В начале тридцатых годов примерно в километре от бора, о котором идёт речь, начали строить сахарный завод, вырубая дикий сосновый лес, ошкуривая, распиливая и используя древесину как строительный материал для подсобных помещений завода. Параллельно со строительством цехов завода здесь, вплотную с бывшим купеческим участком, занятым бором, стали прирастать дома и бараки для рабочих завода.

Таким образом, этот клочок флоры остался островком дикой природы рядом с посёлком сахарного завода и стал словно парк, в который во все времена года приходили пожилые пары, вели беседы, вспоминали о прошлом; молодые влюблялись, в обнимку прогуливаясь, делали предложения, клялись в верности до гроба. Многие парни и девушки этого посёлка, впервые поцеловавшись в тихом шелесте сосновых крон, слышали мажорную мелодию любви, получая от бора таинства и благословения, и становились счастливыми семьями до смертного одра.
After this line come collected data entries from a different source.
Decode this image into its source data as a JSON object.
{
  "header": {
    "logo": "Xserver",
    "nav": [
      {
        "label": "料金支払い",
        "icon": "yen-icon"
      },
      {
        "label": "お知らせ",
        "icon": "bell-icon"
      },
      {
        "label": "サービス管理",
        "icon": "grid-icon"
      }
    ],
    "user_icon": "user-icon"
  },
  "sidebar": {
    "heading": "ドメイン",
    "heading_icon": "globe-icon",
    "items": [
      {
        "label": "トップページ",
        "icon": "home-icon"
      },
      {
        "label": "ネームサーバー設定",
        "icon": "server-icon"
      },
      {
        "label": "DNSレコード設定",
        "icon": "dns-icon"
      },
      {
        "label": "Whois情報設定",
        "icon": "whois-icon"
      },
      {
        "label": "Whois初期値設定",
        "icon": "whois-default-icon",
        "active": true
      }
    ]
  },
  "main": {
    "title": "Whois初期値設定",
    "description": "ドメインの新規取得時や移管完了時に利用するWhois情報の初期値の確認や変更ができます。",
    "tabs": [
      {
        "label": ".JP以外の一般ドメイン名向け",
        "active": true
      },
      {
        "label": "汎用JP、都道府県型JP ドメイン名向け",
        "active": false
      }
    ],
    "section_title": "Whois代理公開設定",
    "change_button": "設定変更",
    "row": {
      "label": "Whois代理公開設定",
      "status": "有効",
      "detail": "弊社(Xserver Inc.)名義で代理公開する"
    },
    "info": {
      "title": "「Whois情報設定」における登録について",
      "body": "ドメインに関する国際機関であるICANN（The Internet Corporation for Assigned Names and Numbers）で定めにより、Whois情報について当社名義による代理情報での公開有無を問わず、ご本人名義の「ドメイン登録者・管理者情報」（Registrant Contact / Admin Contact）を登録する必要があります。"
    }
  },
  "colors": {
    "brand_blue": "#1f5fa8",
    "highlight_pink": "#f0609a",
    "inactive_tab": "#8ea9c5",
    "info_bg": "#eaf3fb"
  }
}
А более легкомысленные пары по вечерам приходили, подыскивая укромный уголок для утехи и наслаждения; прячась за деревьями и кустами от посторонних глаз, обнимались, сливаясь воедино, целовались до умопомрачения и никак не хотели уходить из сени благодатного бора, в которой соединялись их тела, находя гедонизм в плоти. Иногда почти у самого обрыва реки в летние воскресные дни устраивали коллективные пикники, после употребления горячительного спускались по отлогой размоине к берегу у водокачки и с бывшего затопленного ледокола (до сих пор не могу понять, почему это затопленное сооружение наподобие сруба с гладкой крышей называли ледоколом) прыгали в Бию, остужая горячие тела. Ближе к вечеру голосистые певуньи таких компаний затягивали любимую песню сахарно-заводских рабочих – «Скатилось колечко»; тут же мужики своими басами подхватывали, и тогда песня разносилась на всю округу.

Инженеры и деловые люди, прогуливаясь, дискутировали: о политике и литературе, о кинофильмах и делах завода, порой становясь друг другу ярыми оппонентами в поисках зерна истины.

Со временем дача обветшала, поскольку никто в ней не жил и за ней не присматривал; надо сказать, набожные старухи и морально воспитанные люди, невзирая на дальность времён, презирали эту дачу и называли её не дача «Красотка», а не иначе, как «дача разврата».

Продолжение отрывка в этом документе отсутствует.